A 2015 study in the Journal of Hunger & Environmental Nutrition found that a vegetarian diet could save Americans about $750 a year.
“Studies have found that plant-based diets can be cheaper, and this is related to the fact that animal proteins tend to be the most expensive item on the plate,” Sharon Palmer, RDN, author of “Plant-Powered for Life,” told Healthline.
“It’s much cheaper to eat beans than meat. If you plan well, a plant-based diet can cost less,” she added.
However, don’t expect to save money just because you go on a plant-based diet, added Stephanie McKercher, a Colorado-based registered dietitian and recipe developer at The Grateful Grazer.
“There’s a way to eat plant-based on a budget, but going vegetarian won’t automatically cut your grocery costs,” she said.
Pricy superfoods, protein powders, and exotic fruits and vegetables can add up fast, McKercher said.
“To get the most out of your grocery budget, opt for local, seasonal produce and affordable pantry staples like rice and beans,” she explained. “You can also start a garden to save even more.”
Food quality counts for optimal benefits
Eating a vegetarian or primarily plant-based diet has been linked to many health benefits, but the quality of the food matters to attain those health perks.
“If you eat a diet based on whole plant foods, you gain even more benefits than vegetarian diets filled with highly processed foods,” Palmer added.
According to research presented at the Nutrition 2018 meeting in Boston, Massachusetts, the evidence points to the high benefits of following plant-based diets.
In one of the studies presented, people who ate more plant-based proteins than animal proteins had lower risks of developing coronary heart disease.
In another study, participants who ate more plant proteins had less plaque in their arteries, too.
Further research found that vegetarian eaters had a lower body mass index, smaller waist circumference, lower amounts of abdominal fat, decreased cholesterol, and lower blood sugar compared to people in the same demographic group who consumed meat.
According to another study reported at the conference, healthy plant-based choices even reduced mortality by 27 percent and death from cancer by 37 percent, while those who ate high-quality animal foods didn’t have a reduced death risk.
Eating healthy — not just vegetarian
Most people know that eating a vegetarian diet requires careful attention to ensure that you’re not just eating anything without meat — for instance, french fries are vegetarian, but they shouldn’t be a regular part of a healthy diet.

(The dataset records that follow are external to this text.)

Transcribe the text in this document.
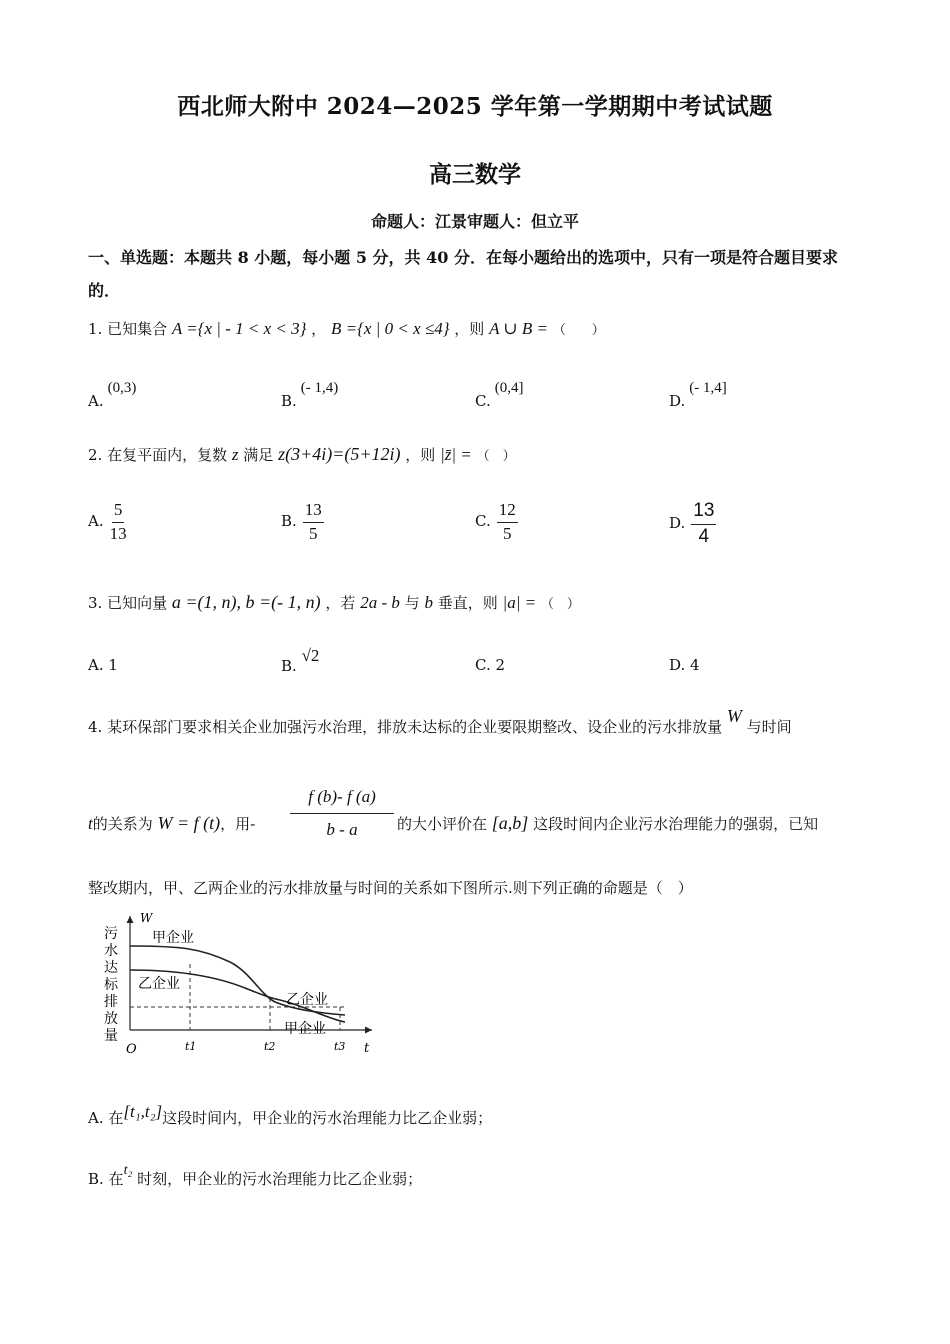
西北师大附中 2024—2025 学年第一学期期中考试试题
高三数学
命题人：江景审题人：但立平
一、单选题：本题共 8 小题，每小题 5 分，共 40 分．在每小题给出的选项中，只有一项是符合题目要求的．
1. 已知集合 A ={x | - 1 < x < 3} ， B ={x | 0 < x ≤4} ，则 A ∪ B = （　　）
A.(0,3)
B.(- 1,4)
C.(0,4]
D.(- 1,4]
2. 在复平面内，复数 z 满足 z(3+4i)=(5+12i) ，则 |z̄| = （　）
A. $\frac{5}{13}$	B. $\frac{13}{5}$	C. $\frac{12}{5}$	D. $\frac{13}{4}$
3. 已知向量 a =(1, n), b =(- 1, n) ，若 2a - b 与 b 垂直，则 |a| = （　）
A. 1	B. √2	C. 2	D. 4
4. 某环保部门要求相关企业加强污水治理，排放未达标的企业要限期整改、设企业的污水排放量 W 与时间
t的关系为 W = f (t)，用- $\frac{f (b)- f (a)}{b - a}$ 的大小评价在 [a,b] 这段时间内企业污水治理能力的强弱，已知
整改期内，甲、乙两企业的污水排放量与时间的关系如下图所示.则下列正确的命题是（　）
W
t
O
污
水
达
标
排
放
量
t1	t2	t3
甲企业
乙企业
乙企业
甲企业
A. 在[t₁,t₂]这段时间内，甲企业的污水治理能力比乙企业弱；
B. 在t₂ 时刻，甲企业的污水治理能力比乙企业弱；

Research looking at weight changes in 125,000 adults over a 4-year span found that people who ate high quality plant-based foods — think whole grains, nuts, fruits, and veggies — gained less than those who ate plant-based foods such as sweets and refined grains.

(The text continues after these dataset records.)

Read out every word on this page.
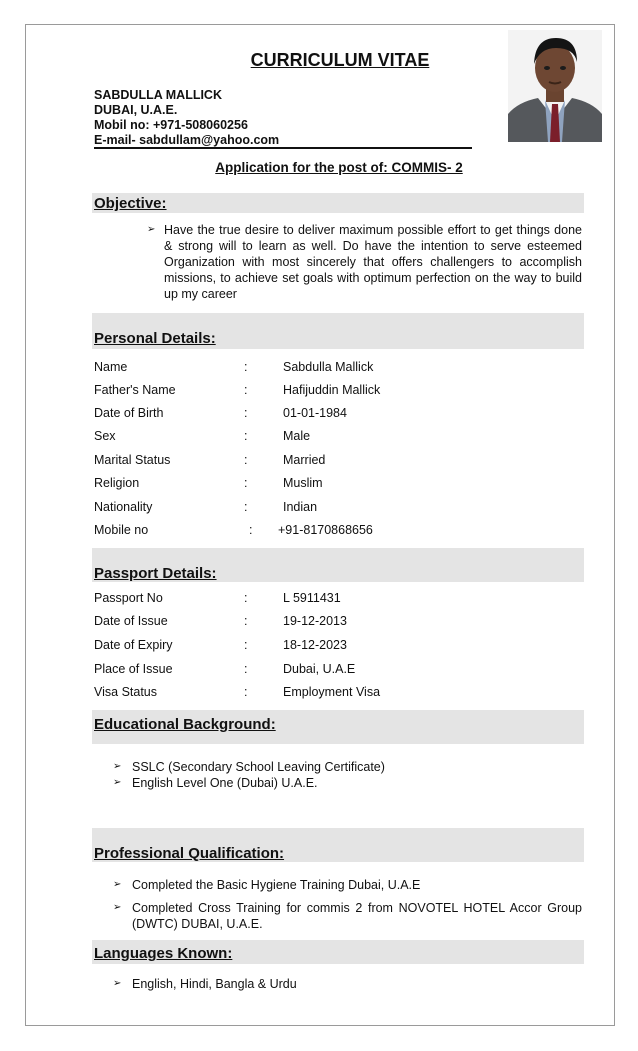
CURRICULUM VITAE
SABDULLA MALLICK
DUBAI, U.A.E.
Mobil no: +971-508060256
E-mail- sabdullam@yahoo.com
Application for the post of: COMMIS- 2
Objective:
➢ Have the true desire to deliver maximum possible effort to get things done & strong will to learn as well. Do have the intention to serve esteemed Organization with most sincerely that offers challengers to accomplish missions, to achieve set goals with optimum perfection on the way to build up my career
Personal Details:
Name	:	Sabdulla Mallick
Father's Name	:	Hafijuddin Mallick
Date of Birth	:	01-01-1984
Sex	:	Male
Marital Status	:	Married
Religion	:	Muslim
Nationality	:	Indian
Mobile no	: +91-8170868656
Passport Details:
Passport No	:	L 5911431
Date of Issue	:	19-12-2013
Date of Expiry	:	18-12-2023
Place of Issue	:	Dubai, U.A.E
Visa Status	:	Employment Visa
Educational Background:
➢ SSLC (Secondary School Leaving Certificate)
➢ English Level One (Dubai) U.A.E.
Professional Qualification:
➢ Completed the Basic Hygiene Training Dubai, U.A.E
➢ Completed Cross Training for commis 2 from NOVOTEL HOTEL Accor Group (DWTC) DUBAI, U.A.E.
Languages Known:
➢ English, Hindi, Bangla & Urdu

Foods such as crackers, sodas, baked goods, and cheese are technically vegetarian, but those foods are either highly processed or high in fat.
“It’s completely possible to fill a plant-based diet with low-quality foods — foods that are highly refined, and low in nutrients,” Palmer said. A well-rounded plant-based eating regimen includes beans, peas, nuts, soy, whole grains, fruits, and vegetables.
“The research pouring in on the health benefits of vegetarian diets is consistent with the body of science which points out that vegetarian diets are linked with lower heart disease, type 2 diabetes, and obesity risk,” Palmer said. “Because of these benefits, people tend to live longer on vegetarian diets.”
McKercher is working with more and more clients who want to protect the environment and animals, and therefore become vegetarians.
“One common misconception is that plant-based food doesn’t taste good,” she said. “I also hear people complain that vegetarian foods aren’t filling enough.”
That’s why you have to cook with plenty of herbs and spices, and use protein-rich ingredients.
“Plant-based eating can be delicious and satisfying if you do it right,” McKercher added.